NEW Story: Drip
“We’ve just pulled a body from an air force jet here that looks like General MacMillan, and we really need to know right now if it’s him.”
The partially buried remains of a U.S. Air Force passenger aircraft are the only blemish on the horizon of central Greenland’s frigid snowscape. It is the site of one of the greatest political scandals in American history. The ancient landscape was violently disturbed in late December of 2068, when a Grumman Atomcat slammed into the ground, killing all 10 people on board.
The Common Interest Watchhawk programme allowed a Soviet naval patrol to report the disappearance of a low-flying aircraft without a transponder. The bodies pulled from the wreckage some hours later would set in motion a panic among Vekllei’s intelligence agencies and a bloody purge in America’s south.
Vekllei military intelligence units, who arrived at the site not long after the search began, battled irradiation from the aircraft’s reactor and freezing temperatures to confirm the origins of the mystery aircraft.
“That’s him, all right. This is bad news.”
An intelligence servant of the Vekllei Intelligence Americas Bureau (AB/NI) examined the brutalised face of the general. After a moment of consideration, perhaps to reassure himself of the identity of the cadaver, he ordered a suppression order over the site, which would enforce radio silence and conceal the disaster from the political organs of the Vekllei state for up to six hours.
MacMillan had been distinguished in the U.S.A.F., but would have been an unremarkable soldier in history if it were not for the separatist movements of the Southern states in the late 21st century. The Marshal became Commander-in-Chief overnight, and quickly positioned himself as a lynchpin of negotiation between the separatist and federal governments. As a reasonable military man, he was trusted by the Federal committee, and was at the time of his demise negotiating the lend-lease of strategic nuclear sites that had been seized under the de facto splintering of the United States.
Under the lease, the United States Armed Forces would retain control of sites essential for ‘American continental security,’ but would withdraw sanctions against the separatist states first imposed under the Dallas Accords. So what the fuck was MacMillan doing mangled on a Greenland ice slope?
Among the dead was his mistress Olivia Scott-Madison and his two children, Daniel and Sofia MacMillan. His children were in nightclothes. Fighter jets were buzzing the Atlantic. It was clear something had gone terribly wrong in the hours prior.

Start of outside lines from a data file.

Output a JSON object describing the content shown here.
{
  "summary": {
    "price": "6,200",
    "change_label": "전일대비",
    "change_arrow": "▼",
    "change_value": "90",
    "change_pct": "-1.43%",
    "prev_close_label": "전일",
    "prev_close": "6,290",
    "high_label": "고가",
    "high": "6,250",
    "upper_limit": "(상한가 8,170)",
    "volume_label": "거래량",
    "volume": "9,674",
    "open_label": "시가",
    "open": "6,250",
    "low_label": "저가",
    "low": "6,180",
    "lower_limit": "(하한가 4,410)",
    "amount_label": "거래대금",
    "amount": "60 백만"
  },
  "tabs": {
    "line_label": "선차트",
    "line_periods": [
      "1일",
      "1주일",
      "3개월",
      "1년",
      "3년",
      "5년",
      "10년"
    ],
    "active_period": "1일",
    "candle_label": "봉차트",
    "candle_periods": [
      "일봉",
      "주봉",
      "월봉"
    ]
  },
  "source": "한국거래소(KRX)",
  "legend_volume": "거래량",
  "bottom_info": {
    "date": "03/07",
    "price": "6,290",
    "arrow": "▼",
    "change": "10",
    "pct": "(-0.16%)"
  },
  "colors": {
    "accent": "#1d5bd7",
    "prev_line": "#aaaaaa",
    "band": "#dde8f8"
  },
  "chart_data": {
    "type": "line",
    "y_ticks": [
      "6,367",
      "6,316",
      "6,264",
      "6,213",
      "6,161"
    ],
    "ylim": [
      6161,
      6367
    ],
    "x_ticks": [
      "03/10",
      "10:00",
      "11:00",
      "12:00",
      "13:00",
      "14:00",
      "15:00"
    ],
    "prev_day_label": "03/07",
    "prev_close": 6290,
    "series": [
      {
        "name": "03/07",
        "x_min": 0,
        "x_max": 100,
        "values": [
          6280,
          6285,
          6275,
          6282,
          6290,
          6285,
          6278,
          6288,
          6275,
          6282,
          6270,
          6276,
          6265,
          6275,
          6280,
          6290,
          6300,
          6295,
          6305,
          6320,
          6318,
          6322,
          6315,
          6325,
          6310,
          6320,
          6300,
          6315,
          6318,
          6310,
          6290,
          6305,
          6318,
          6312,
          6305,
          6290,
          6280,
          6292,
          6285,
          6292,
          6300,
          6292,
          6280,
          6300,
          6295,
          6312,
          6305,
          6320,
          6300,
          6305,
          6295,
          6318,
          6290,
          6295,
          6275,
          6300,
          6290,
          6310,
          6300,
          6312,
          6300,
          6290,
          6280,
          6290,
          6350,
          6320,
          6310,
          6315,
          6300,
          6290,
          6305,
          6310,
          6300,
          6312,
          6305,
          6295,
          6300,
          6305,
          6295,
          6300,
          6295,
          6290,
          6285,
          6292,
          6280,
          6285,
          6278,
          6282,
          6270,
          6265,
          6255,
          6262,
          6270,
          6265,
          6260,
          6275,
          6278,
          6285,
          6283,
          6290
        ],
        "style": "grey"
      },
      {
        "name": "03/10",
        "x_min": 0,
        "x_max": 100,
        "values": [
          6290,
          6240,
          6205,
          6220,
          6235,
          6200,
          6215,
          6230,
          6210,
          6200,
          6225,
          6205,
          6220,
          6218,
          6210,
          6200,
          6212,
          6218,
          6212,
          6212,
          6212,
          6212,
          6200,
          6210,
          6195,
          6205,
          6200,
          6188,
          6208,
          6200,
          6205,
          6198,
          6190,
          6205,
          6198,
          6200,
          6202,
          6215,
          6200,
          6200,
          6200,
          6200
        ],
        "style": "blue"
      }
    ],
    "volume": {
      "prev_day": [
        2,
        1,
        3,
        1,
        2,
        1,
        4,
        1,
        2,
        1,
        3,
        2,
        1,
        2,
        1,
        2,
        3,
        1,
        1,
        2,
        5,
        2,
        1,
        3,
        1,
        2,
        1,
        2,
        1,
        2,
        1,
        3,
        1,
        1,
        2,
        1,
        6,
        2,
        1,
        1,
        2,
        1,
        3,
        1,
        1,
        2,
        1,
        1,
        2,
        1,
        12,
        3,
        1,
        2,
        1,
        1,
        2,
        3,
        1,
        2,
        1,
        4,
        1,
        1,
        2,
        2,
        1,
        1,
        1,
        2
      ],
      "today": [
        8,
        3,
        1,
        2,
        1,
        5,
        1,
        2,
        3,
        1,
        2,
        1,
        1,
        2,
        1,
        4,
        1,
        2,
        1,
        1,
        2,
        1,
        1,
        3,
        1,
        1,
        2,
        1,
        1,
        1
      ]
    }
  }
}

The outside world would never learn the details of the MacMillan Incident, or its causes. What would follow, however, was the purge of many longtime associates of MacMillan from the military hierarchy of the Dallas Coalition states, and the immediate denunciation of the General and his political associates. AB/NI had long chased whispers of a coup against Dallas leadership in the months prior, and it appeared the perpetrator had arrived spectacularly closer to Vekllei’s gaze than anticipated. The bodies of the General, his family and his aides were flown to Vekllei, where they were identified and placed into archives. Both prime ministers of the country were informed, but were told that Vekllei would not need to worry about attempted American reclamation of the crash site or its occupants. Sure enough, neither the aircraft nor the bodies of its passengers were formally requested by the U.S. or the Dallas states.
The findings of an investigation into the crash were inconclusive and quickly shelved. The aircraft was flying low, perhaps to avoid radar detection, so it was possible the pilots misjudged their altitude in the poor weather. Perhaps there had been an incident on board. There were no technical faults determined in the remains of the aircraft, which remains on that slope to this day.
What was known to the wider world was that the proceeding months would spark the bloodiest period of the ongoing American crisis, and the collapse of diplomatic relations between the separatist and federal governments. MacMillan and his family were the first of the vanguard separatists to die, but they were far from the last.